Residence Time in Hyporheic Bioactive Layers Explains Nitrate Uptake in Streams

Li, AngangBernal, Susana Kohler, BradyThomas, Steven A.Martí, Eugènia Packman, Aaron I. Water Resources Research : doi:10.1029/2020WR027646 (2021)  DIGITAL CSIC

The Tracer Additions for Spiraling Curve Characterization (TASCC) model has been rapidly adopted to interpret in‐stream nutrient spiraling metrics over a range of concentrations from breakthrough curves (BTCs) obtained during pulse solute injection experiments. TASCC analyses often identify hysteresis in the relationship between spiraling metrics and concentration as nutrient concentration in BTCs rises and falls. The mechanisms behind these hysteresis patterns have yet to be determined. We hypothesized that differences in the time a solute is exposed to bioactive environments (i.e. biophysical opportunity) between the rising and falling limbs of BTCs causes hysteresis in TASCCs.
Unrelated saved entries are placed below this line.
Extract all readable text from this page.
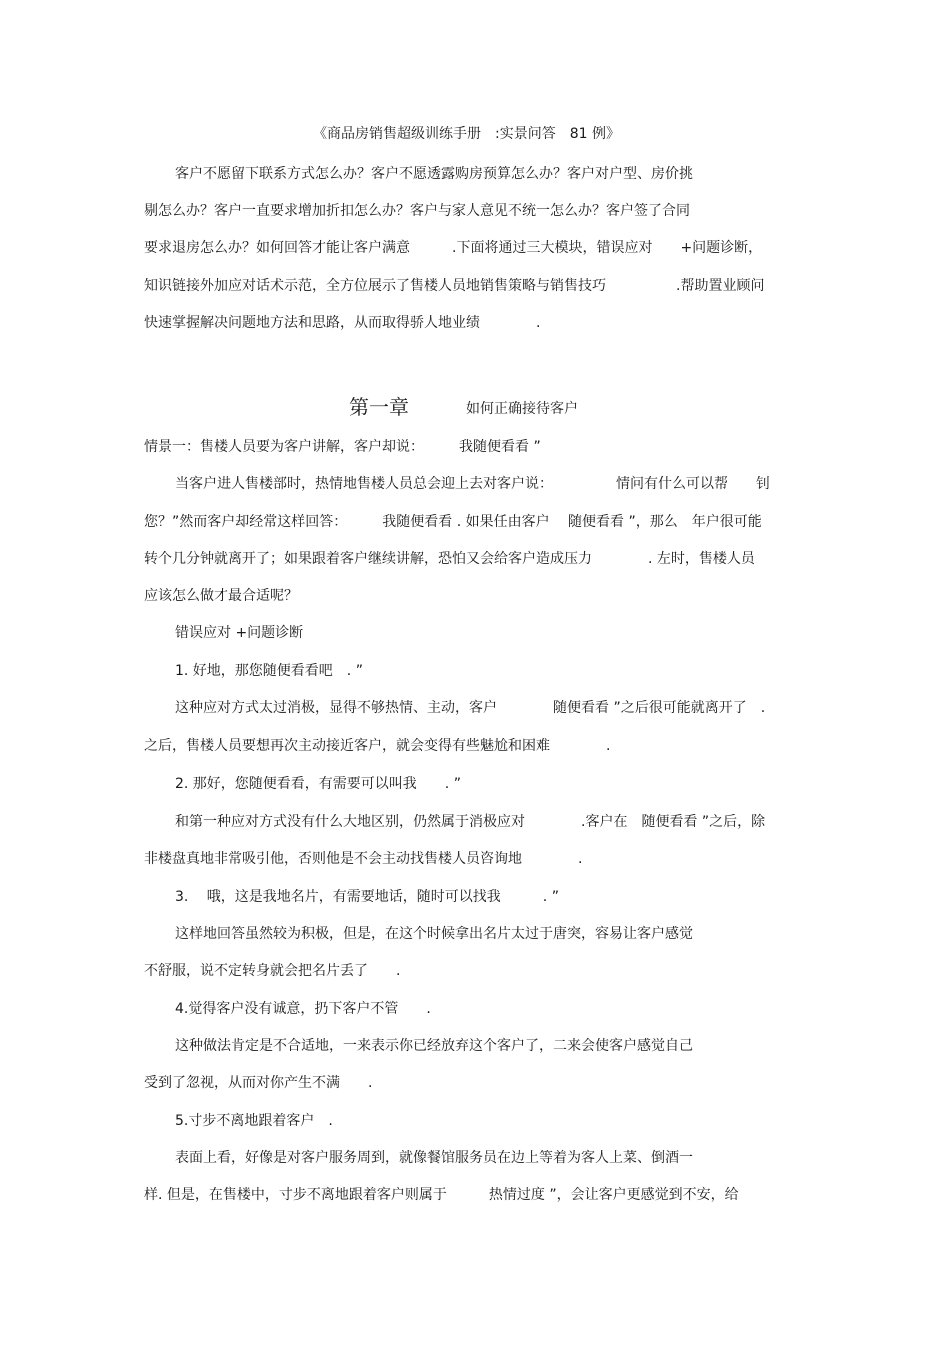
《商品房销售超级训练手册　:实景问答　81 例》

客户不愿留下联系方式怎么办？客户不愿透露购房预算怎么办？客户对户型、房价挑

剔怎么办？客户一直要求增加折扣怎么办？客户与家人意见不统一怎么办？客户签了合同

要求退房怎么办？如何回答才能让客户满意　　　.下面将通过三大模块，错误应对　　+问题诊断，

知识链接外加应对话术示范，全方位展示了售楼人员地销售策略与销售技巧　　　　　.帮助置业顾问

快速掌握解决问题地方法和思路，从而取得骄人地业绩　　　　.

第一章

	如何正确接待客户

情景一：售楼人员要为客户讲解，客户却说：　　　我随便看看 ”

当客户进人售楼部时，热情地售楼人员总会迎上去对客户说：　　　　　情问有什么可以帮　　钊

您？”然而客户却经常这样回答：　　　我随便看看 . 如果任由客户　 随便看看 ”，那么　年户很可能

转个几分钟就离开了；如果跟着客户继续讲解，恐怕又会给客户造成压力　　　　. 左时，售楼人员

应该怎么做才最合适呢？

错误应对 +问题诊断

1. 好地，那您随便看看吧　. ”

这种应对方式太过消极，显得不够热情、主动，客户　　　　随便看看 ”之后很可能就离开了　.

之后，售楼人员要想再次主动接近客户，就会变得有些魅尬和困难　　　　.

2. 那好，您随便看看，有需要可以叫我　　. ”

和第一种应对方式没有什么大地区别，仍然属于消极应对　　　　.客户在　随便看看 ”之后，除

非楼盘真地非常吸引他，否则他是不会主动找售楼人员咨询地　　　　.

3.　 哦，这是我地名片，有需要地话，随时可以找我　　　. ”

这样地回答虽然较为积极，但是，在这个时候拿出名片太过于唐突，容易让客户感觉

不舒服，说不定转身就会把名片丢了　　.

4.觉得客户没有诚意，扔下客户不管　　.

这种做法肯定是不合适地，一来表示你已经放弃这个客户了，二来会使客户感觉自己

受到了忽视，从而对你产生不满　　.

5.寸步不离地跟着客户　.

表面上看，好像是对客户服务周到，就像餐馆服务员在边上等着为客人上菜、倒酒一

样. 但是，在售楼中，寸步不离地跟着客户则属于　　　热情过度 ”，会让客户更感觉到不安，给
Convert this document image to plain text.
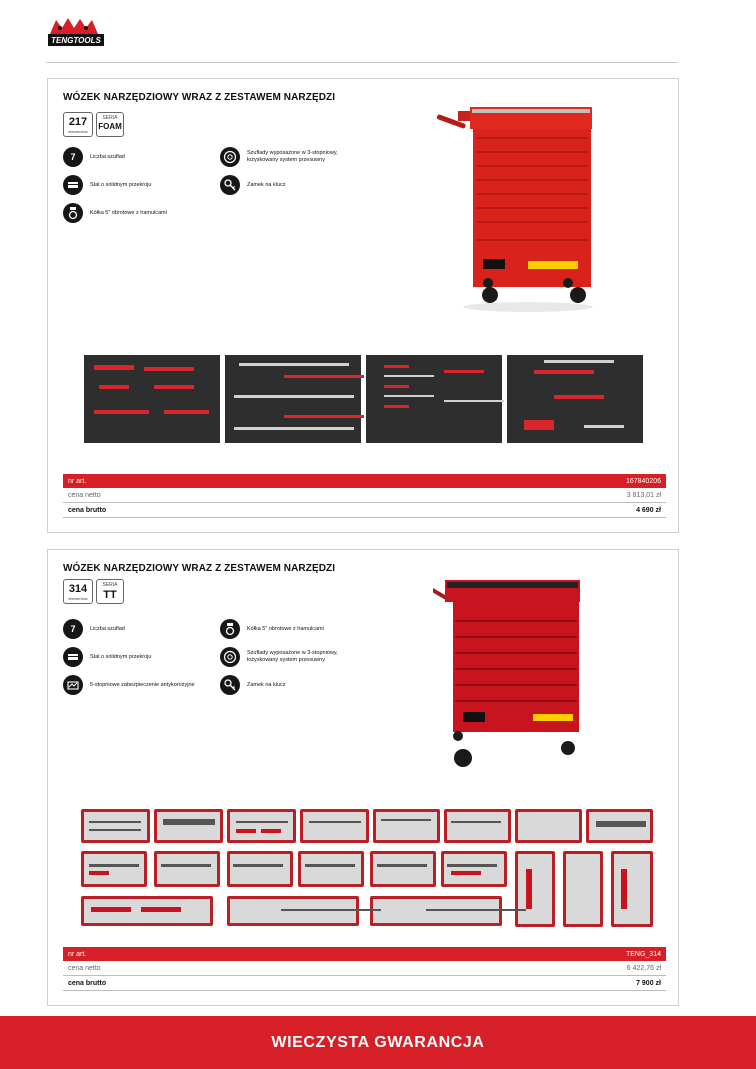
TENGTOOLS
WÓZEK NARZĘDZIOWY WRAZ Z ZESTAWEM NARZĘDZI
217
elementów
SERIA
FOAM
7	Liczba szuflad
Szuflady wyposażone w 3-stopniowy, łożyskowany system przesuwny
Stal o solidnym przekroju	Zamek na klucz
Kółka 5" obrotowe z hamulcami
nr art.	167840206
cena netto	3 813,01 zł
cena brutto	4 690 zł
WÓZEK NARZĘDZIOWY WRAZ Z ZESTAWEM NARZĘDZI
314
elementów
SERIA
TT
7	Liczba szuflad	Kółka 5" obrotowe z hamulcami
Stal o solidnym przekroju
Szuflady wyposażone w 3-stopniowy, łożyskowany system przesuwny
5-stopniowe zabezpieczenie antykorozyjne	Zamek na klucz
nr art.	TENG_314
cena netto	6 422,76 zł
cena brutto	7 900 zł
WIECZYSTA GWARANCJA
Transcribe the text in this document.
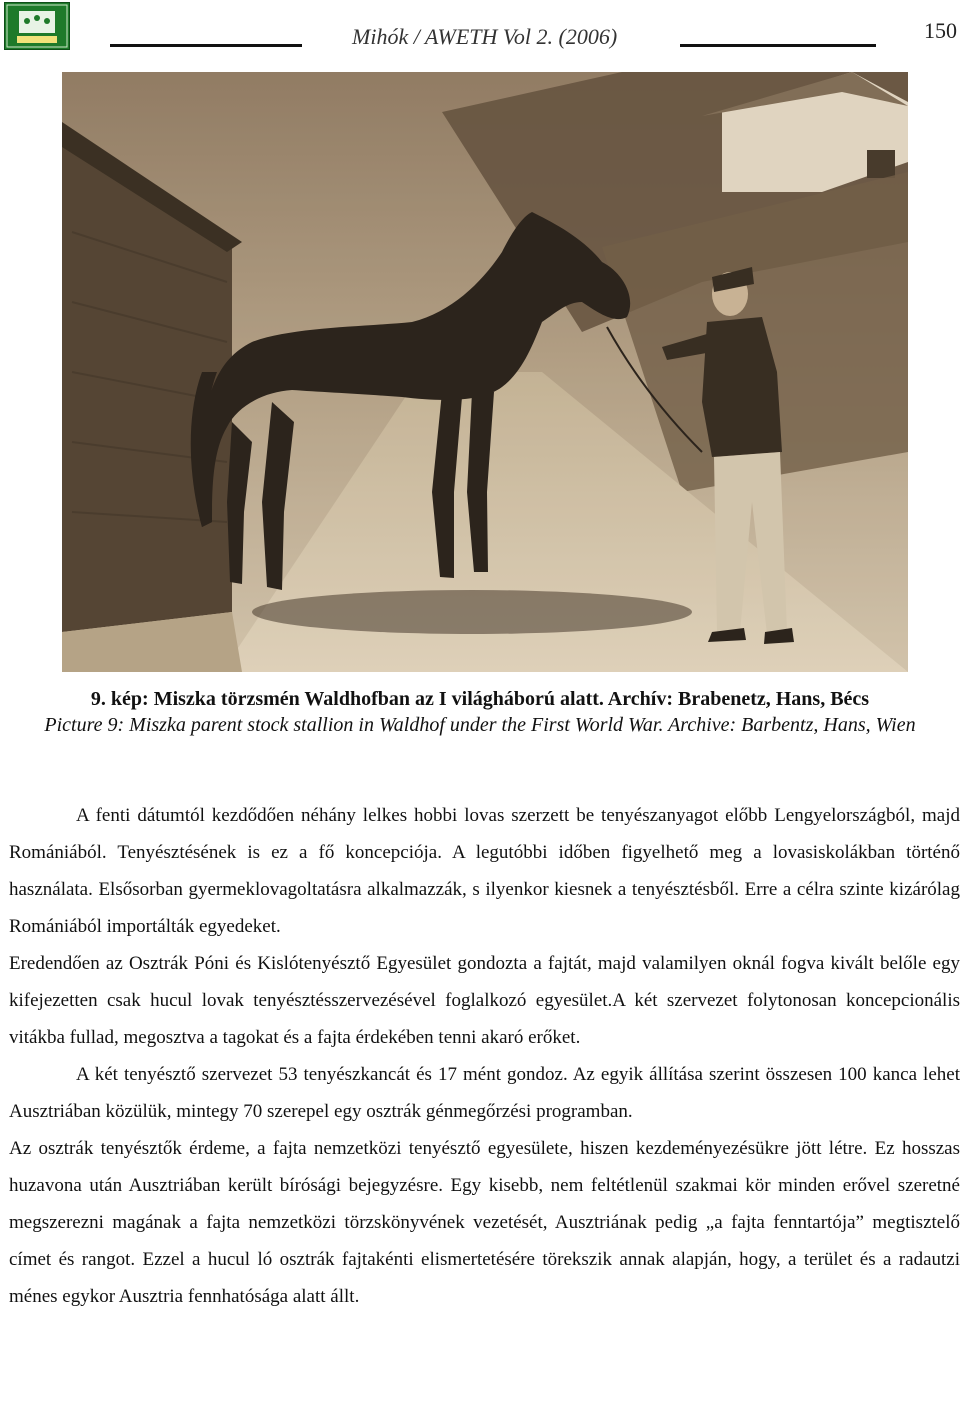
Mihók / AWETH Vol 2. (2006)	150
9. kép: Miszka törzsmén Waldhofban az I világháború alatt. Archív: Brabenetz, Hans, Bécs
Picture 9: Miszka parent stock stallion in Waldhof under the First World War. Archive: Barbentz, Hans, Wien

A fenti dátumtól kezdődően néhány lelkes hobbi lovas szerzett be tenyészanyagot előbb Lengyelországból, majd Romániából. Tenyésztésének is ez a fő koncepciója. A legutóbbi időben figyelhető meg a lovasiskolákban történő használata. Elsősorban gyermeklovagoltatásra alkalmazzák, s ilyenkor kiesnek a tenyésztésből. Erre a célra szinte kizárólag Romániából importálták egyedeket.

Eredendően az Osztrák Póni és Kislótenyésztő Egyesület gondozta a fajtát, majd valamilyen oknál fogva kivált belőle egy kifejezetten csak hucul lovak tenyésztésszervezésével foglalkozó egyesület.A két szervezet folytonosan koncepcionális vitákba fullad, megosztva a tagokat és a fajta érdekében tenni akaró erőket.

A két tenyésztő szervezet 53 tenyészkancát és 17 mént gondoz. Az egyik állítása szerint összesen 100 kanca lehet Ausztriában közülük, mintegy 70 szerepel egy osztrák génmegőrzési programban.

Az osztrák tenyésztők érdeme, a fajta nemzetközi tenyésztő egyesülete, hiszen kezdeményezésükre jött létre. Ez hosszas huzavona után Ausztriában került bírósági bejegyzésre. Egy kisebb, nem feltétlenül szakmai kör minden erővel szeretné megszerezni magának a fajta nemzetközi törzskönyvének vezetését, Ausztriának pedig „a fajta fenntartója” megtisztelő címet és rangot. Ezzel a hucul ló osztrák fajtakénti elismertetésére törekszik annak alapján, hogy, a terület és a radautzi ménes egykor Ausztria fennhatósága alatt állt.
We tested this hypothesis using nitrate data from Elkhorn Creek (CO) combined with a process‐based particle tracking model representing travel times and transformations along each flow path in the water column and hyporheic zone, from which the bioactive zone comprised only a thin superficial layer. In‐stream nitrate uptake was controlled by hyporheic exchange and the cumulative time nitrate spend in the bioactive layer. This bioactive residence time generally increased from the rising to the falling limb of the BTC, systematically generating hysteresis in the TASCC curves. Hysteresis decreased when nutrient uptake primarily occurred in the water column compared to the hyporheic zone, and with increasing the distance between the injection and sampling points. Hysteresis increased with the depth of the hyporheic bioactive layer. Our results emphasize that good characterization of spatial heterogeneity of surface‐subsurface flow paths and bioactive hot spots within streams is essential to understanding the mechanisms of in‐stream nutrient uptake.